Bei Crosscheck werden Vorname, Nachname und Geburtsdatum verglichen. Der Statistikexperte Sharad Goel erläutert in der Sendung, wie es aufgrund der ungeheuer hohen Zahl der US-amerikanischen Wähler [ca. 139 Millionen] nach statistischen Regeln durchaus wahrscheinlich ist, dass bei Übereinstimmung von Vor- und Nachnamen sowie Geburtsdatum es sich dennoch um verschiedene Personen handelt. Sharad Goels Forschungsgruppe kam zu dem Ergebnis, dass die tatsächliche Anzahl von Doppelwählern gegen Null tendiert. Die Wissenschaftler kamen an die Liste angeblicher Doppelwähler in Iowa, denen die Streichung aus dem Wählerverzeichnis drohte. Mit dem Ergebnis, dass auf einen tatsächlichen Doppelwähler etwa 200 legitime Wähler kommen, die von der Streichung betroffen wären.

Noch mehr Diskriminierungen

Diskriminierende Maßnahmen rund um Wahlen nehmen in den USA neuerdings zu. So hob der Oberste Gerichtshof im Jahr 2013 einen Teil des Voting Rights Acts von 1965 auf.
Greg Palast meint, dass Crosscheck nur einer von vielen Tricks ist, den Ausgang von Wahlen zu manipulieren, ein Trick, der aber vermutlich den Wahlausgang 2016 am stärksten beeinflusst hat. Bis zu einer Million Wählerregistrierungen, so seine Schätzung, könnten Crosscheck zum Opfer gefallen sein. 
Die Sendung nennt weitere Anhaltspunkte für die Diskriminierung von Minderheiten, darunter auch Asiatischstämmige, bei Wahlen: Dazu gehört der Wahltag, der mit dem Dienstag immer auf einen Arbeitstag fällt oder fehlende Stimmzettel in Fremdsprachen.
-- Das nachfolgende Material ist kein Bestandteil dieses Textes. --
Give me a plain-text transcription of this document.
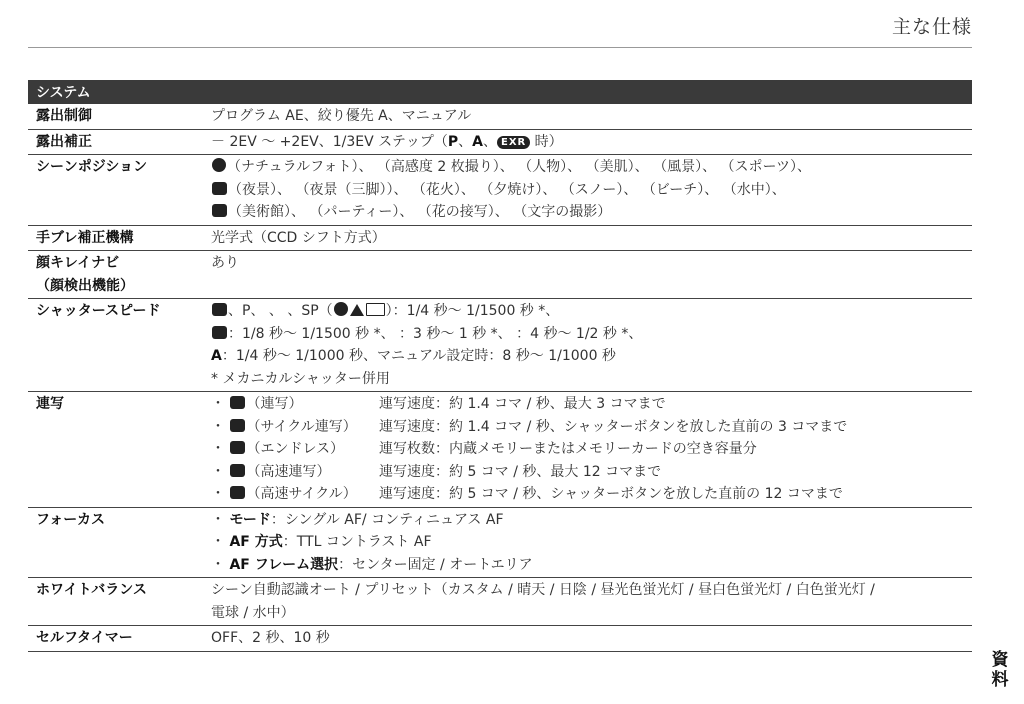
主な仕様
システム	
露出制御	プログラム AE、絞り優先 A、マニュアル
露出補正	－ 2EV ～ +2EV、1/3EV ステップ（P、A、 EXR 時）
シーンポジション	（ナチュラルフォト）、 （高感度 2 枚撮り）、 （人物）、 （美肌）、 （風景）、 （スポーツ）、
（夜景）、 （夜景（三脚））、 （花火）、 （夕焼け）、 （スノー）、 （ビーチ）、 （水中）、
（美術館）、 （パーティー）、 （花の接写）、 （文字の撮影）

手ブレ補正機構	光学式（CCD シフト方式）

顔キレイナビ
（顔検出機能）	あり
シャッタースピード	、P、 、 、SP（ ）：1/4 秒～ 1/1500 秒 *、
：1/8 秒～ 1/1500 秒 *、 ：3 秒～ 1 秒 *、 ：4 秒～ 1/2 秒 *、
A：1/4 秒～ 1/1000 秒、マニュアル設定時：8 秒～ 1/1000 秒
* メカニカルシャッター併用

連写	・ （連写） 連写速度：約 1.4 コマ / 秒、最大 3 コマまで
・ （サイクル連写） 連写速度：約 1.4 コマ / 秒、シャッターボタンを放した直前の 3 コマまで
・ （エンドレス） 連写枚数：内蔵メモリーまたはメモリーカードの空き容量分
・ （高速連写） 連写速度：約 5 コマ / 秒、最大 12 コマまで
・ （高速サイクル） 連写速度：約 5 コマ / 秒、シャッターボタンを放した直前の 12 コマまで

フォーカス	・ モード：シングル AF/ コンティニュアス AF
・ AF 方式：TTL コントラスト AF
・ AF フレーム選択：センター固定 / オートエリア

ホワイトバランス	シーン自動認識オート / プリセット（カスタム / 晴天 / 日陰 / 昼光色蛍光灯 / 昼白色蛍光灯 / 白色蛍光灯 /
電球 / 水中）

セルフタイマー	OFF、2 秒、10 秒
資
料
Eingegangen wird auch auf die beabsichtigten Nachzählungen in drei Bundesstaaten, wobei von fehleranfälligen Wahlmaschinen und sogar den Wahlzetteln selbst als mögliche Fehlerquelle die Rede ist.
Bei aller Komplexität des Gegenstands – „Greg Palast bleibt dabei: Millionen von Stimmen seien nicht gezählt worden – entweder weil die Wähler nicht registriert sind, wegen Problemen bei der Auszählung oder weil Fehler bei der Stimmabgabe passieren. Und: Es gebe dabei eine starke Tendenz zum Nachteil von Minderheiten“ (Thomas Reintjes).

In den US-amerikanischen Leitmedien wie New York Times oder Washington Post ist von Greg Palasts Erkenntnissen nichts zu vernehmen. Warum nicht? Der Reporter-Detektiv dazu: „Wir berichten nicht darüber, weil es beschämend ist. Amerikaner müssen ihr Image pflegen, dass sie das perfekte System haben. Niemand in Amerika will hören, dass wir hier nicht eine wunderbare Demokratie haben.“

(Zitate in diesem Text nach dem Sendungsmanuskript.)

Die defekte Demokratie

Wie Wahlreformen den Sieg von Donald Trump begünstigt haben

Von Thomas Reintjes
Regie: Wolfgang Schiller
Deutschlandfunk 2017

Deutschlandfunk, Reihe: Dossier
20. Januar 2017, 19.15 Uhr, 45 min.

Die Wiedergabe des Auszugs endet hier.